The sheer vulnerability these writers demonstrate is antithetical to the lies addicts tell our loved ones, co-workers and friends. When O’Neil revealed his dyslexia and how he was lost as an inmate at San Quentin State Prison, or how he hid a heroin addiction from his poor mother, I could imagine the weight sliding from his shoulders. He tells us later that, “honesty is one of the cornerstones of recovery.”
More important than telling the stories, the authors discuss the catharsis of writing about one’s fears and trauma with the desperation of addiction, creating a new path for reconciliation. Broad writing is functional, but writing about one’s feelings heals. It taps the inner dialogue of the brain reserved for unfiltered introspection, more than therapy or daydreaming.

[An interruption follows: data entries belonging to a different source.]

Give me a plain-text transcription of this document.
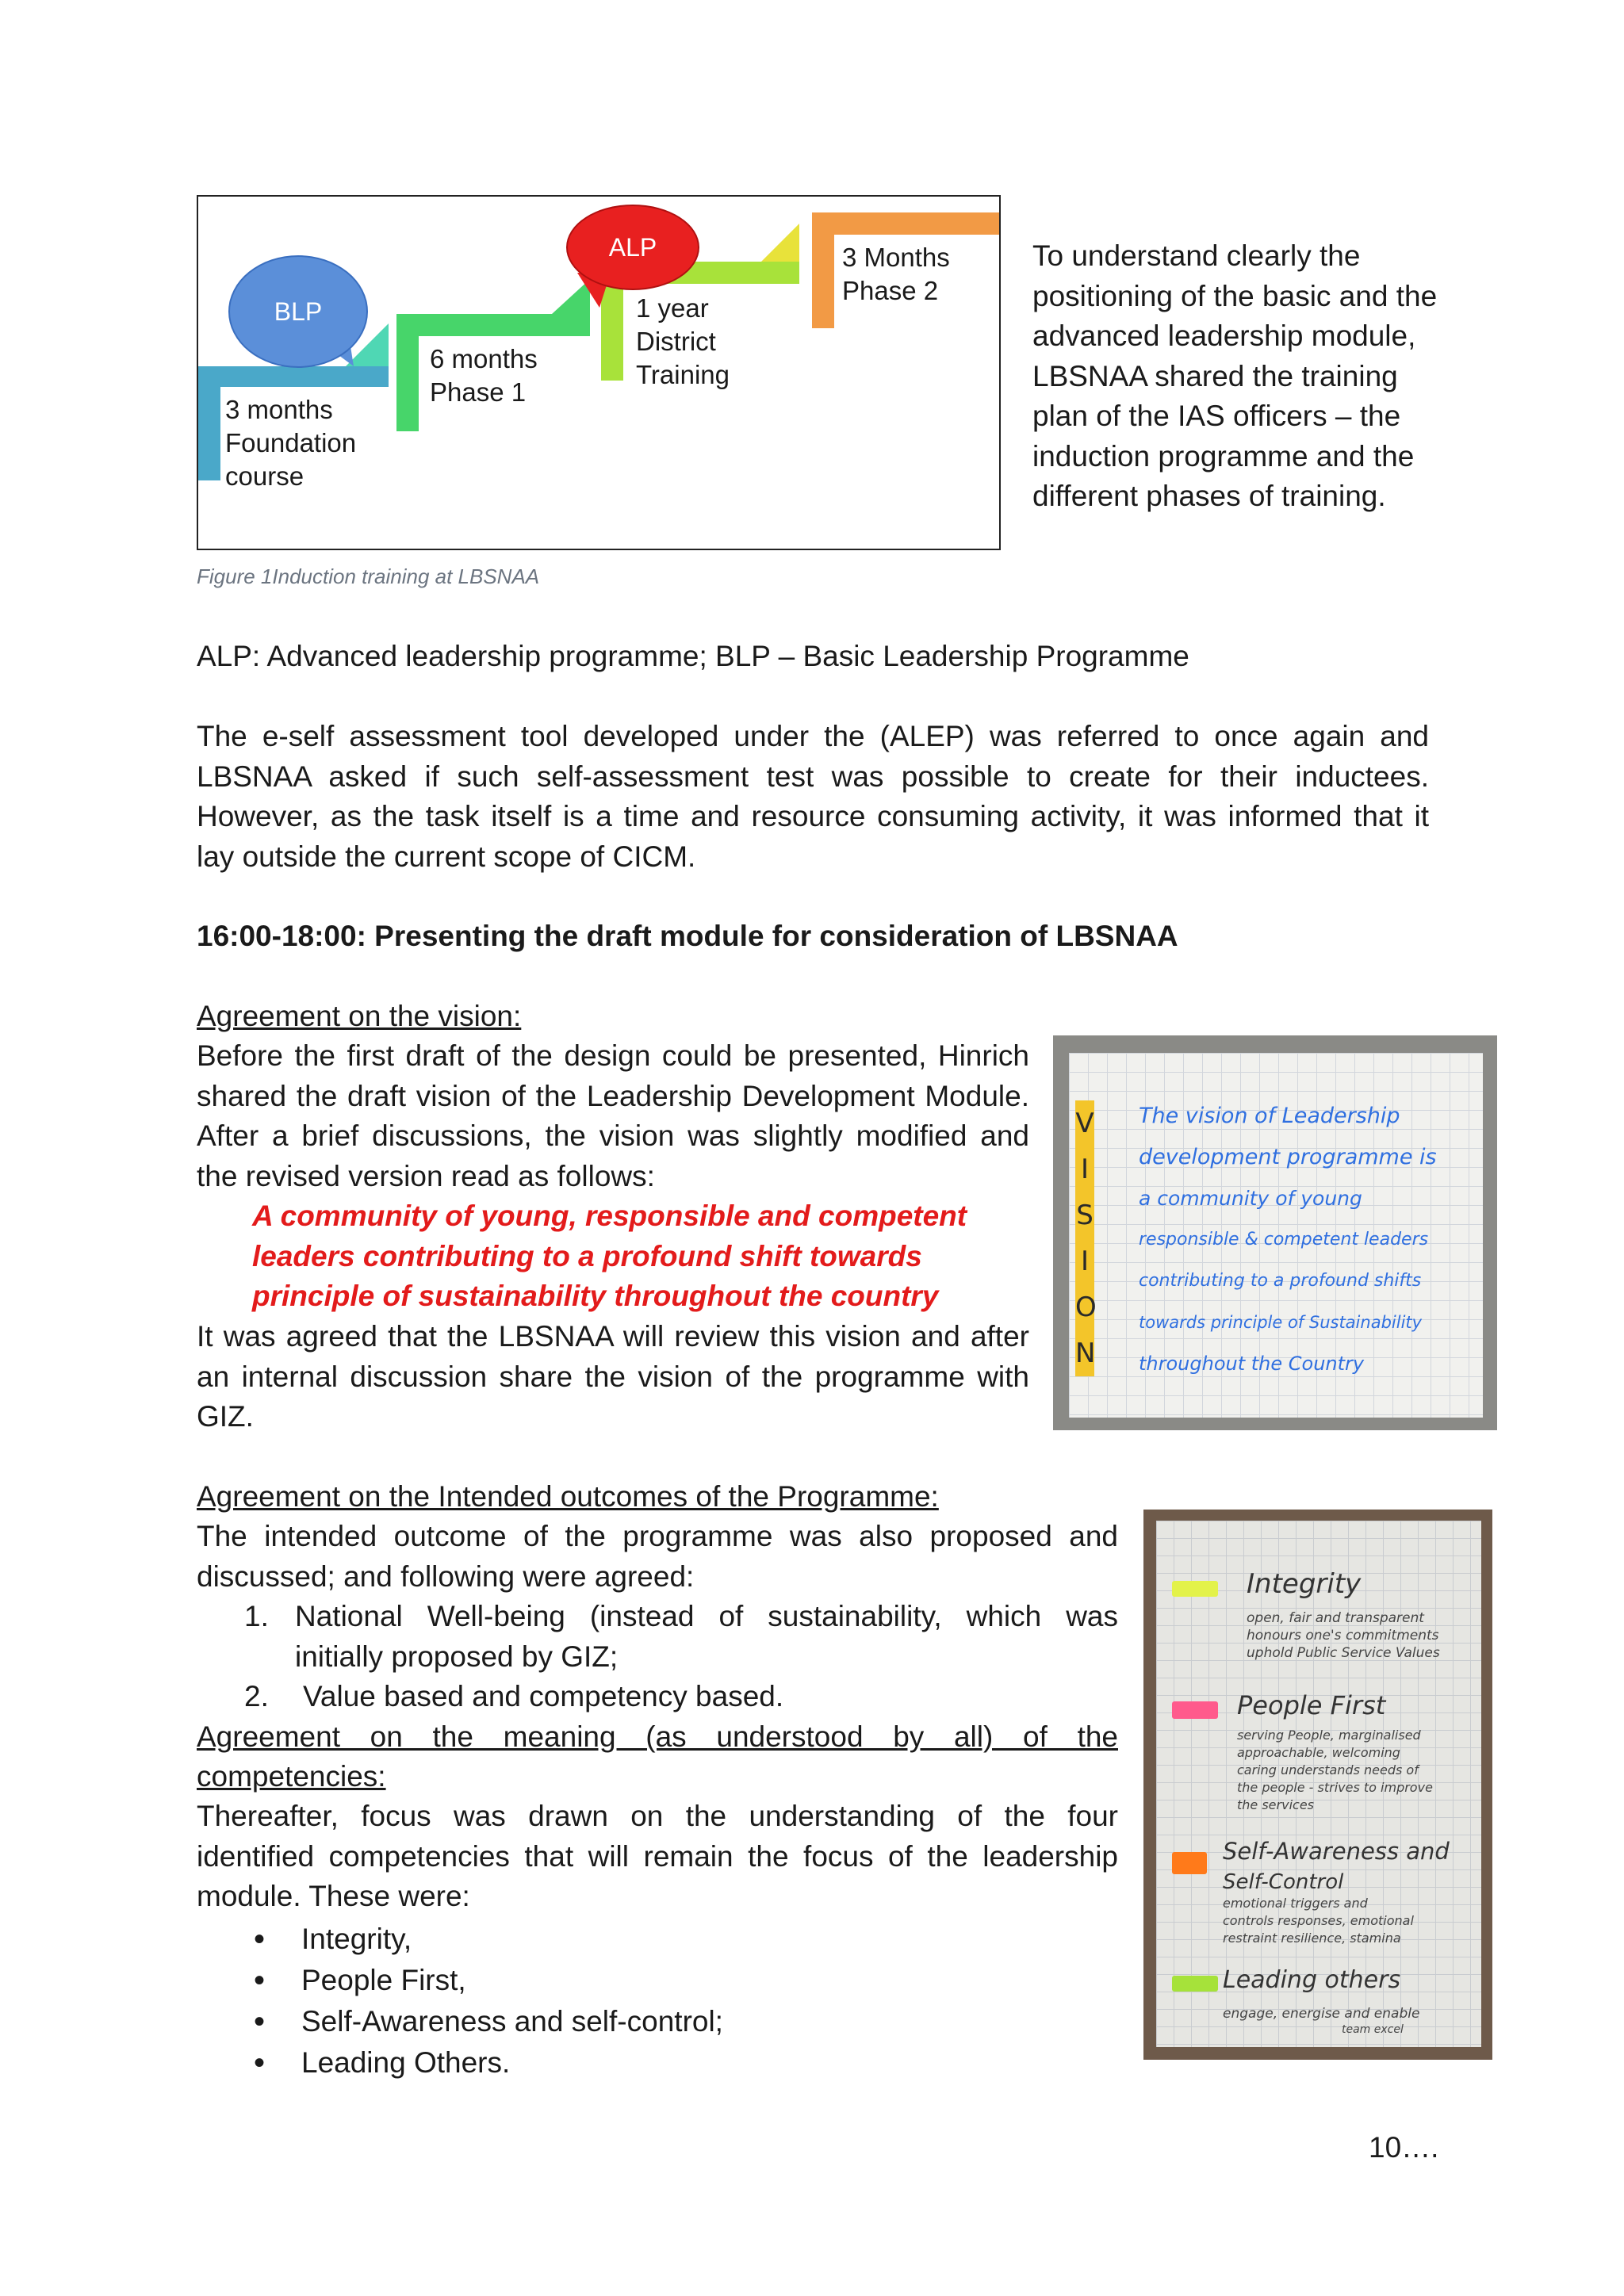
BLP
ALP
3 months
Foundation
course
6 months
Phase 1
1 year
District
Training
3 Months
Phase 2
Figure 1Induction training at LBSNAA
To understand clearly the positioning of the basic and the advanced leadership module, LBSNAA shared the training plan of the IAS officers – the induction programme and the different phases of training.
ALP: Advanced leadership programme; BLP – Basic Leadership Programme
The e-self assessment tool developed under the (ALEP) was referred to once again and
LBSNAA asked if such self-assessment test was possible to create for their inductees.
However, as the task itself is a time and resource consuming activity, it was informed that it
lay outside the current scope of CICM.
16:00-18:00: Presenting the draft module for consideration of LBSNAA
Agreement on the vision:
Before the first draft of the design could be presented, Hinrich
shared the draft vision of the Leadership Development Module.
After a brief discussions, the vision was slightly modified and
the revised version read as follows:
A community of young, responsible and competent
leaders contributing to a profound shift towards
principle of sustainability throughout the country
It was agreed that the LBSNAA will review this vision and after
an internal discussion share the vision of the programme with
GIZ.
V
I
S
I
O
N
The vision of Leadership
development programme is
a community of young
responsible & competent leaders
contributing to a profound shifts
towards principle of Sustainability
throughout the Country
Agreement on the Intended outcomes of the Programme:
The intended outcome of the programme was also proposed and
discussed; and following were agreed:
1. National Well-being (instead of sustainability, which was
initially proposed by GIZ;
2. Value based and competency based.
Agreement on the meaning (as understood by all) of the
competencies:
Thereafter, focus was drawn on the understanding of the four
identified competencies that will remain the focus of the leadership
module. These were:
• Integrity,
• People First,
• Self-Awareness and self-control;
• Leading Others.
Integrity
open, fair and transparent
honours one's commitments
uphold Public Service Values
People First
serving People, marginalised
approachable, welcoming
caring understands needs of
the people - strives to improve
the services
Self-Awareness and
Self-Control
emotional triggers and
controls responses, emotional
restraint resilience, stamina
Leading others
engage, energise and enable
team excel
10….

From the first journaling exercise to the last provided in this book, the writers encourage the alcoholic-addict to get to know themselves, a difficult task for people who have historically avoided revealing our true nature. Brown’s exercise on writing from the point-of-view of someone who loves an alcoholic-addict opens your eyes up to the “selfish disease” we carry with us, “bound to have hurt anyone who ever cared about us.”
O’Neil continues: “If you want to work through your unresolved resentments, that overwhelming sense of guilt, or those persistent fears — especially the ones that you’ve been denying and avoiding — then writing about them is an excellent tool to begin the process.” Do the heart-work, as the Austrian poet Rainer Maria Rilke tells us.
By working the 12 steps, gaining sponsorship, and attending meetings, these two writers have found a sweet spot in recovery that will last, but every addiction carries with it the chance of relapse, and they describe the “Big R” by using their own stories.
When Brown admits to relapsing over and over again, yet you look at his success in life after drugs and alcohol, it gives hope to the many people who try and fail, who feel like they can’t break the cycle of addiction and resolve to be less-than forever.
Describing one relapse after two-and-a-half years of staying clean, O’Neil wrote about how one trivial decision, like dining at a restaurant with notoriously good martinis, can wreck your life all over again.
These two authors — ex-offenders and recovering alcoholic-addicts — are now changed men who inspire others with their frank evaluation of the inside life — and they started by writing it down.
O’Neil touched on a personal dilemma I had when I first came to prison and finally got clean and sober: “Without alcohol and drugs all my pain, fear and self-doubt were now front and center.” Journaling those feelings was therapeutic for me in my darkest hour, and helped me navigate the difficult beginning of sobriety.
Released in March 2021, this book is a tell-all revelation about the depths of our disease, and the writing exercises will be a tool for many to face their problems at last, possibly ending the long, suffering road of addiction.